You can always tell when Bush thinks he might be in trouble, because out comes Colin Powell to calm the white liberals and get the blacks off the president’s back—especially now that the Republican right is working hard to fortify its base for the election, and once again, as it does every four years, dreams of recruiting minorities.

These days, however, Powell must struggle not to sound like some scratchy wind-up doll. After suckering people with his UN speech, which turned out to have been inaccurate, the secretary of state opined recently that had he known what he knows now, maybe he would have thought twice about going to war. Golly gee, General, really?

Last week, Powell tried hard to regain the righteous high road with testimony in Congress, but when Ohio congressman Sherrod Brown mentioned Bush’s AWOL problems as an aside in one question, Powell sprang into a generalissimo pose, ordering Brown, “Don’t go there,” as if the congressman were some dumb enlisted peon.

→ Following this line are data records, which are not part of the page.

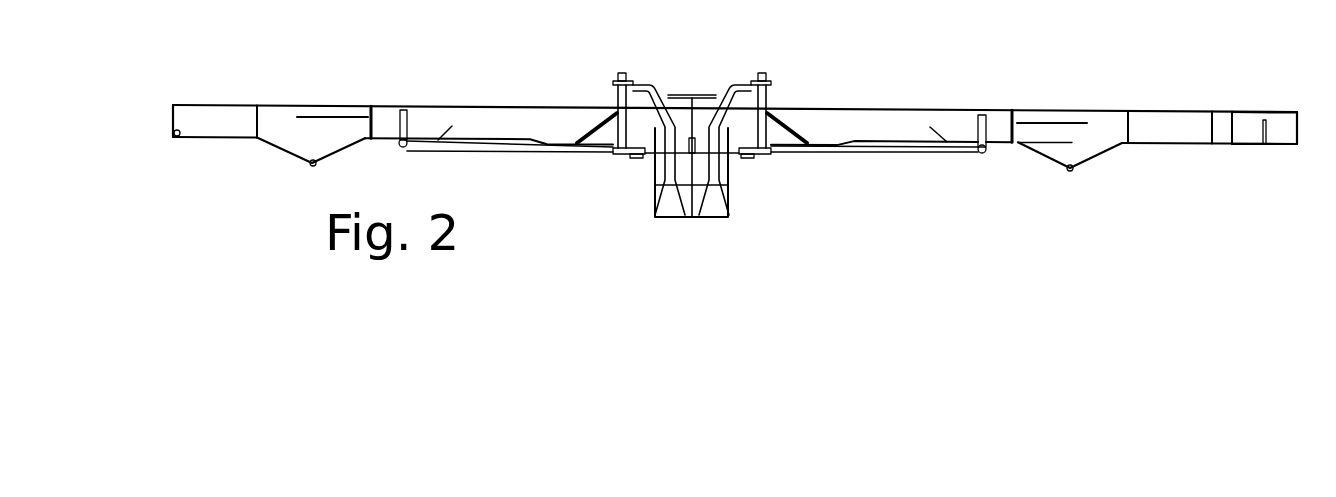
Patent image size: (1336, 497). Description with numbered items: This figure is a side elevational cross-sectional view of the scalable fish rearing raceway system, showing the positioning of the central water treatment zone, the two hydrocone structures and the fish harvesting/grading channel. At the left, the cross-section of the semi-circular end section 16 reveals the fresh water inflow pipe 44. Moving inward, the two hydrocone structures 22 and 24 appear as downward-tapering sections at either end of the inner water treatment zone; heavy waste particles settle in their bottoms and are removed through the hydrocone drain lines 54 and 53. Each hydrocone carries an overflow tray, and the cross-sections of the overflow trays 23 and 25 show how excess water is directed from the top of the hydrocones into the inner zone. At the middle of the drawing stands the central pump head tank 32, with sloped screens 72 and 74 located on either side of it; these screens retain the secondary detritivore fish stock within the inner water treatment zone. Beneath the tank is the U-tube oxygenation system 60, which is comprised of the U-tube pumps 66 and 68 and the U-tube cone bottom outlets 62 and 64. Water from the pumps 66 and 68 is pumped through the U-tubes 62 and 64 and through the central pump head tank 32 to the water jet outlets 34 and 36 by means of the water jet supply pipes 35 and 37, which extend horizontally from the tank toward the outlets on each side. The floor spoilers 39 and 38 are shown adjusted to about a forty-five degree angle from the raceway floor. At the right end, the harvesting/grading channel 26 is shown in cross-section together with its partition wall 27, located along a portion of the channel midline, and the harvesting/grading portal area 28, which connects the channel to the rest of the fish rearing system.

The semi-circular end section 16 is at (197, 103).
The hydrocone structure 22 is at (297, 85).
The overflow tray 23 is at (318, 117).
The hydrocone structure 24 is at (1088, 88).
The overflow tray 25 is at (1057, 123).
The harvesting/grading channel 26 is at (1283, 146).
The partition wall 27 is at (1262, 132).
The harvesting/grading portal area 28 is at (1226, 112).
The central pump head tank 32 is at (700, 68).
The water jet outlet 34 is at (410, 141).
The water jet supply pipe 35 is at (498, 146).
The water jet outlet 36 is at (970, 140).
The water jet supply pipe 37 is at (850, 148).
The floor spoiler 38 is at (932, 130).
The floor spoiler 39 is at (450, 128).
The fresh water inflow pipe 44 is at (178, 138).
The hydrocone drain line 53 is at (1072, 170).
The hydrocone drain line 54 is at (312, 165).
The U-tube oxygenation system 60 is at (645, 183).
The U-tube cone bottom outlet 62 is at (670, 206).
The U-tube cone bottom outlet 64 is at (707, 203).
The U-tube pump 66 is at (620, 73).
The U-tube pump 68 is at (768, 75).
The sloped screen 72 is at (600, 122).
The sloped screen 74 is at (790, 128).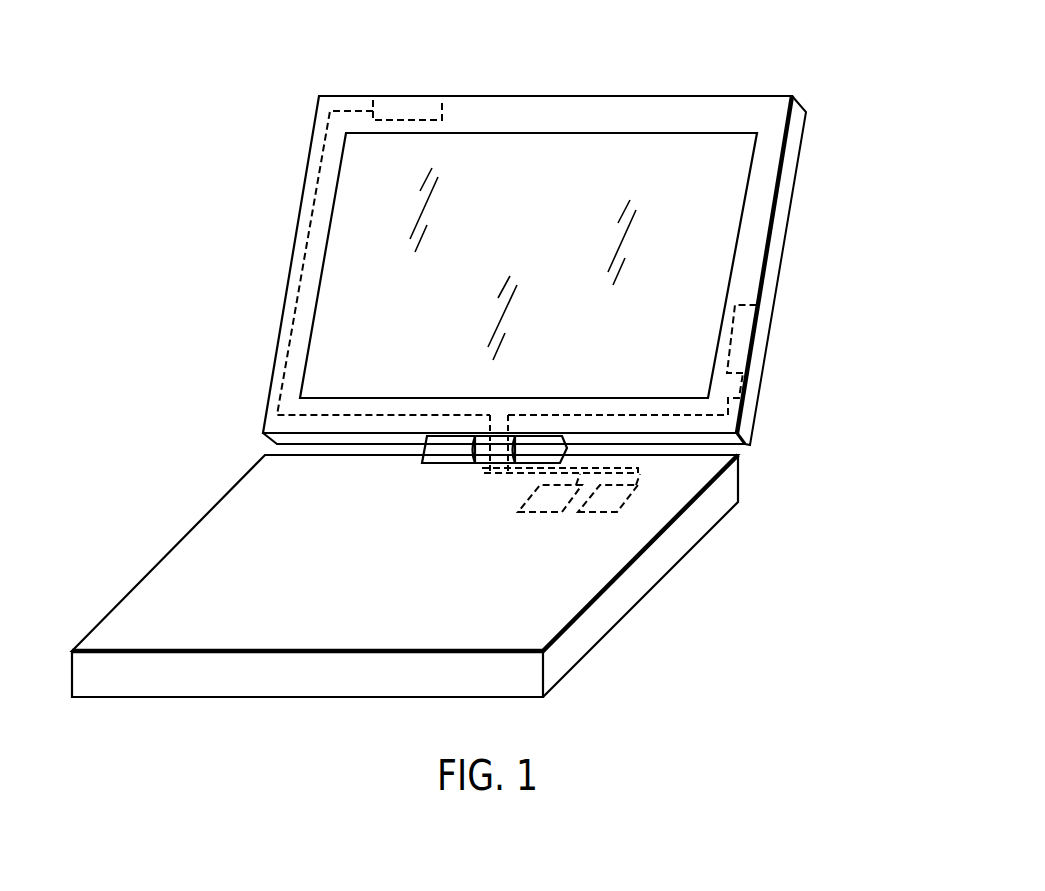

Then, as Powell was ruminating about how hard he tried to understand the pre-war intelligence—”I went to live at the CIA for four days”—he broke off and stared at a committee staff person sitting behind the congresspeople. “Are you shaking your head for something, young man, back there?” Powell intoned. “Are you part of these proceedings?”

Sherrod Brown, who has been in Congress 12 years, jumped to the staffer’s defense: “Mr. Chairman, I’ve never heard a witness reprimand a staff person in the middle of a question.”

Powell snapped, “I seldom come to a meeting where I am talking to a congressman and I have people aligned behind you giving editorial comment by head shakes.”

Powell just doesn’t seem to get it. He’s not in some army camp. This is the people’s house, and any member of Congress can ask whatever he or she pleases.

Who does Powell think he is? Douglas MacArthur?